The CAF deployed troops and aircraft to British Columbia, under Operation LENTUS, on July 9 after an official request for assistance from the provincial government of BC.
WO Terry Vandenberghe, from 1 Combat Engineer Regiment, was amongst the first troops deployed to the region. Aboard a CC-130 Hercules, Vandenberghe and eight other CAF members flew out to Williams Lake, BC. He remained in the area for three weeks.
The main task of Vandenberghe, and his fellow CAF members, was to assist local RCMP in evacuations, controlling evacuation zones and spreading the word amongst the community on how to seek assistance.
“By getting out on the control points, that the RCMP set up, it freed the RCMP to do community policing and continue on with their job,” said the 1 CER member.
Vandenberghe then later returned in September for two weeks until the government confirmed that the province was no longer in a state-of-emergency.
Overall, in BC, CAF troops supported provincial firefighters, evacuated locals, transported equipment and first responders and delivered essentials. At the height of the mission, approximately 800 troops were deployed to the province and more than 2,000 military members from across the country were providing support to the province over the course of the operation.
This support, says Vandenberghe, translated as an immeasurable sense of appreciation from the locals who brought the members cookies to show their gratitude.
“It was great as a soldier to be back in the position to help Canadians on the ground.
“It’s an ability to help some of the communities that need our assistance, to help fellow Canadians in their time of need, just to be on home soil helping out, is worth the time,” said Vandenbergh.
A number of CAF members were also deployed to Northern Manitoba from Aug. 31 to Sept. 3 to evacuate members of the First Nations who reside around Island Lake, MB. In total, 12 flights were conducted to evacuate 1,119 people.
During this time, Sgt. Nicole Fagan, from 2IC Air Movements Section, and Capt. Jeff Edwards Squadron Standards Officer from 435 Transport and Rescue Squadron, were on the ground at Island Lake.
Island Lake, where much of the community is spread across different islands, was effected by kilometres and kilometres of smoke without the luxury of emergency services at their fingertips.
“You could just see how sad people were and not wanting to leave, and rightfully so, because they’re getting on a plane and leaving and not knowing what they’re going to come back to,” recalled Fagan.
Fagan was in-charge of a ground crew of five members for a number of days that helped load and transport baggage.

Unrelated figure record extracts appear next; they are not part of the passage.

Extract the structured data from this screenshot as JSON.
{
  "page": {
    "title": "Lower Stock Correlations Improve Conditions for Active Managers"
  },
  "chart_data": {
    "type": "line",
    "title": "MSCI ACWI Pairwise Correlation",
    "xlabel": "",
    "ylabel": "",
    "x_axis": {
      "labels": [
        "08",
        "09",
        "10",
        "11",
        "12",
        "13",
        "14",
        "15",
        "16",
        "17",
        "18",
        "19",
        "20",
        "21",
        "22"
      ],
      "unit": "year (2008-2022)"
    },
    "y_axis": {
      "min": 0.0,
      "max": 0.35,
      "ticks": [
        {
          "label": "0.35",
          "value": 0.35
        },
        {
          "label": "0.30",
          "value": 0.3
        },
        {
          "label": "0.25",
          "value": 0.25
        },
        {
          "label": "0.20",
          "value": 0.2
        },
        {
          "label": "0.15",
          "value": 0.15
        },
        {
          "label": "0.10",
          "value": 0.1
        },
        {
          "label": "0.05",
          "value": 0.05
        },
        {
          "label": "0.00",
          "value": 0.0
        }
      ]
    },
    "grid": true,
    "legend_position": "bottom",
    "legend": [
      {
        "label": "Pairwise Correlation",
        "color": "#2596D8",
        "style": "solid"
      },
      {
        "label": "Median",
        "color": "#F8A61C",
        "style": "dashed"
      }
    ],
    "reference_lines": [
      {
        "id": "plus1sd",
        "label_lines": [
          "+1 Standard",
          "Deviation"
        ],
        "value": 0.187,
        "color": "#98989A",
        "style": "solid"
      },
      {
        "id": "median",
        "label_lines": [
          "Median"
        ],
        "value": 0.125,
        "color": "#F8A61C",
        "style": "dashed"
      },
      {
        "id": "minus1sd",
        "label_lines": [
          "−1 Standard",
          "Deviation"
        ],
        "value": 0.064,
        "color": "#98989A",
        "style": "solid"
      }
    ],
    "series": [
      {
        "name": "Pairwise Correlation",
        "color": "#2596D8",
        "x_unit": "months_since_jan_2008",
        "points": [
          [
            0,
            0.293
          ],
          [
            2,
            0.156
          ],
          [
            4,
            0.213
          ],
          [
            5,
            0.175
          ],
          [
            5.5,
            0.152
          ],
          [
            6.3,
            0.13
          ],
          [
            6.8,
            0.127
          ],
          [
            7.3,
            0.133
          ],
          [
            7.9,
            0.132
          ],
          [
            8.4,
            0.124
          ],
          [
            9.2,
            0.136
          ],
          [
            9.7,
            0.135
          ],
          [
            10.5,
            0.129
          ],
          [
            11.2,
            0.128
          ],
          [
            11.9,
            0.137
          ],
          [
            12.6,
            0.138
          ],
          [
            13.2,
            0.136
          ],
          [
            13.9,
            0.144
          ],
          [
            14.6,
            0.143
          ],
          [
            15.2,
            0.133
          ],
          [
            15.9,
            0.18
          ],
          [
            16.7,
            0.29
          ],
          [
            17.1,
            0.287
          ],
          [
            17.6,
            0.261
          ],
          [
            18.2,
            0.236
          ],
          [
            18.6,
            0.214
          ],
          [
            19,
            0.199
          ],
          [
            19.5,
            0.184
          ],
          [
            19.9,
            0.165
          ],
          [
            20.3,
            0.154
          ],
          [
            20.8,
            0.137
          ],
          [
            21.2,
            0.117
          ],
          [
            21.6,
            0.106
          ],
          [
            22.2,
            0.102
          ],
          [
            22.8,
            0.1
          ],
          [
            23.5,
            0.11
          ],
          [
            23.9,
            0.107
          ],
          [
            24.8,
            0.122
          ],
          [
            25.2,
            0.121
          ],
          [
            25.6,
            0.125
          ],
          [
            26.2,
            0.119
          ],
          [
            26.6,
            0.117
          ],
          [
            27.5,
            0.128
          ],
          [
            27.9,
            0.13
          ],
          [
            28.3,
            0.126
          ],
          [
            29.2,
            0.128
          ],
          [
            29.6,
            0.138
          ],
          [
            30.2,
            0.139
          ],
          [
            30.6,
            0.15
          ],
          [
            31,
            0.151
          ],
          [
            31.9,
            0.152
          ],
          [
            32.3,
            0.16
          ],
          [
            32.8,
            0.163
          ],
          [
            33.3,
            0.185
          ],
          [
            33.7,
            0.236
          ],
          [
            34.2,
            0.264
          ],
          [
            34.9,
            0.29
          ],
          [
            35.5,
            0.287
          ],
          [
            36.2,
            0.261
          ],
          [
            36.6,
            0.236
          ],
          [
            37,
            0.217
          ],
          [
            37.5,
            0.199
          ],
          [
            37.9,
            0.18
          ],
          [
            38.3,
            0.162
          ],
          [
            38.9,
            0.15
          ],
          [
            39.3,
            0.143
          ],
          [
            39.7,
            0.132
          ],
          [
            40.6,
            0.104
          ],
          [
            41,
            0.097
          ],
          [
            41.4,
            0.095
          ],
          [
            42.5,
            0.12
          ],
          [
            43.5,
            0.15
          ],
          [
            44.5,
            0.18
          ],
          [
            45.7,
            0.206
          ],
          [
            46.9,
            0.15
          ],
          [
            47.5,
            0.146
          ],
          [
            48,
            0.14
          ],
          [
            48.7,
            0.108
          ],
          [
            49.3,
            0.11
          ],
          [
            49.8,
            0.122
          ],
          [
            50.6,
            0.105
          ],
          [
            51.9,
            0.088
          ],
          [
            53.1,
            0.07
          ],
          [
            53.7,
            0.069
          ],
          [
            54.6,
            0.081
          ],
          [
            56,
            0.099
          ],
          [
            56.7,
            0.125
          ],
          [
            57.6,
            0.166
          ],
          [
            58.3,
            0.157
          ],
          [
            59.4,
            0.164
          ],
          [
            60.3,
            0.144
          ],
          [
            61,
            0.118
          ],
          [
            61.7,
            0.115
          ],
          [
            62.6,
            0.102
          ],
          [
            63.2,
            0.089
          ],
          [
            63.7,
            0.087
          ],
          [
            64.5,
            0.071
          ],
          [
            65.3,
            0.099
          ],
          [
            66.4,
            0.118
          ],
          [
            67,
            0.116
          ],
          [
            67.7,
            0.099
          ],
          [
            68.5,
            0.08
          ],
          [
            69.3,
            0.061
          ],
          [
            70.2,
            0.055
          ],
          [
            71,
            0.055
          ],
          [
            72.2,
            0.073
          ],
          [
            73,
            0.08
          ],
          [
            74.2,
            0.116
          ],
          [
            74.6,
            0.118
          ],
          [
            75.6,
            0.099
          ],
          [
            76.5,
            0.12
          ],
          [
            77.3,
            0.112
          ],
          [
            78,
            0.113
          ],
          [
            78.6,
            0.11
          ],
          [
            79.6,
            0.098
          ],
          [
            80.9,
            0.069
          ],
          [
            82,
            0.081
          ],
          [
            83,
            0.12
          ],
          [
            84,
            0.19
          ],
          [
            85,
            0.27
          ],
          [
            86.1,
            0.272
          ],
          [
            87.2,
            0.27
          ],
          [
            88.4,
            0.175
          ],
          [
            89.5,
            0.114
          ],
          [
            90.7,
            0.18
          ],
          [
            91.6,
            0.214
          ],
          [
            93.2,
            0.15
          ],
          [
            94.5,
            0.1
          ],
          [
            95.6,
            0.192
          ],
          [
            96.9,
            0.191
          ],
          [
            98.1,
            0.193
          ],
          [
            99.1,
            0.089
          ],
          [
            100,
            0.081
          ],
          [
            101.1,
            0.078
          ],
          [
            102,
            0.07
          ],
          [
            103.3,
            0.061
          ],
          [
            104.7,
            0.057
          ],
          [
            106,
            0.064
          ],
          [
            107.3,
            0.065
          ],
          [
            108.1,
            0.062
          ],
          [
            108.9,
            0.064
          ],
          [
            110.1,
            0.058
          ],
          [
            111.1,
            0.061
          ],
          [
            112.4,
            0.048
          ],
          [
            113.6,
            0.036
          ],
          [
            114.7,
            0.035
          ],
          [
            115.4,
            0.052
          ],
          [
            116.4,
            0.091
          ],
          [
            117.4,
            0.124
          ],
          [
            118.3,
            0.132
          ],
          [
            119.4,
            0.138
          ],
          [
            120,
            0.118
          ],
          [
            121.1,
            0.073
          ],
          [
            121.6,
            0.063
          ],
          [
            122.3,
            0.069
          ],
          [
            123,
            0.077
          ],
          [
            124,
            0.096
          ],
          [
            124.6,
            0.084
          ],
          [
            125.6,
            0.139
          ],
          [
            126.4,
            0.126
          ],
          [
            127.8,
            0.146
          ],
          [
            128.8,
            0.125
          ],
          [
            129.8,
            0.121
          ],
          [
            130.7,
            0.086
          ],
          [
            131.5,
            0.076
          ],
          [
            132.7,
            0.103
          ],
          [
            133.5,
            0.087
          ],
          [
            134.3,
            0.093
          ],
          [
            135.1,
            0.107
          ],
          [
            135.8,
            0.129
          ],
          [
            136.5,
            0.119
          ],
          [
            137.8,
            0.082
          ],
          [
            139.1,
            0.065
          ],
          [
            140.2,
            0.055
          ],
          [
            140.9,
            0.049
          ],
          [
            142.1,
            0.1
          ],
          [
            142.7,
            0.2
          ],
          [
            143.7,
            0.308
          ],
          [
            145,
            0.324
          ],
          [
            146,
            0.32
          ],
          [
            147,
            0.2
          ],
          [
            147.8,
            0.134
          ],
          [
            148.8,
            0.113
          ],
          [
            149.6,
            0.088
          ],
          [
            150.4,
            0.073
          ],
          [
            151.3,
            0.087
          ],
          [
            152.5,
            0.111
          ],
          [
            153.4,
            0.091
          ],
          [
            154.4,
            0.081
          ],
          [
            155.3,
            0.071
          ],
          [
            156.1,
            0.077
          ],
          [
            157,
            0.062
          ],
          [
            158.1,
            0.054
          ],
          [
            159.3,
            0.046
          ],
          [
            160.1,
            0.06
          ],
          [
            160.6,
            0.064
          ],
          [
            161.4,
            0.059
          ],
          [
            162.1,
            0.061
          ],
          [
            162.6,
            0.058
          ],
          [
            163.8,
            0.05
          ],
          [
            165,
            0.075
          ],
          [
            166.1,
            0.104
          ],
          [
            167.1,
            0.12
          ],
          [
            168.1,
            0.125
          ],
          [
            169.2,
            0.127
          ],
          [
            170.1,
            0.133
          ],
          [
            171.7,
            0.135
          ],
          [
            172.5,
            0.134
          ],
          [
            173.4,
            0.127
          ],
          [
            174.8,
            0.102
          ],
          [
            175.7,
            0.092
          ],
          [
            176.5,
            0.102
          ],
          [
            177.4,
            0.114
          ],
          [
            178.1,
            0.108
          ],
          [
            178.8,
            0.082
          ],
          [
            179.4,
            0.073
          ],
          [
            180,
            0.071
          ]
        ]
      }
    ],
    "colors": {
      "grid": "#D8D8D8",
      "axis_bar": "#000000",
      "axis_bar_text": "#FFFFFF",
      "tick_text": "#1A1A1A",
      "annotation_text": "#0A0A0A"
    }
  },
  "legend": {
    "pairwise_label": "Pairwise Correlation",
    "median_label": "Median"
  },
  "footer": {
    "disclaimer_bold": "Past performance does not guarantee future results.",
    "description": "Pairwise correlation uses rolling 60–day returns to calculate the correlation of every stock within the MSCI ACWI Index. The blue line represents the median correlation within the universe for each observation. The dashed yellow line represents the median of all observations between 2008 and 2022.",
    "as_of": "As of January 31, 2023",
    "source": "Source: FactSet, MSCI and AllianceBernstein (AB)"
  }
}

She echoed Vandenberghe’s sentiment of feeling grateful to help fellow Canadians on home soil.
“It’s definitely an honour, and I speak for myself and all the other crew members that were with me that day, this is what we’re here to do. Helping people at home. We get to go on deployments and we get to help so many other people around the world but when we get to stand up and help people at home, it definitely means a lot,” stated Fagan.
To help evacuate the thousands of Island Lake residents effected by the wildfires, Capt. Edwards was on-hand to fly the evacuees from Island Lake to Manitoba. In total, Edwards estimates he helped to evacuate anywhere from 400-500 people.
“It means the world to me, obviously, something like this in support of helping Canadians. The whole crew were so pleased to be able to do something to help and the technicians we have here were working so hard to keep the aircraft running throughout the period that we were involved. It was a huge team effort and I think everyone was just over the moon to be involved,” said Edwards.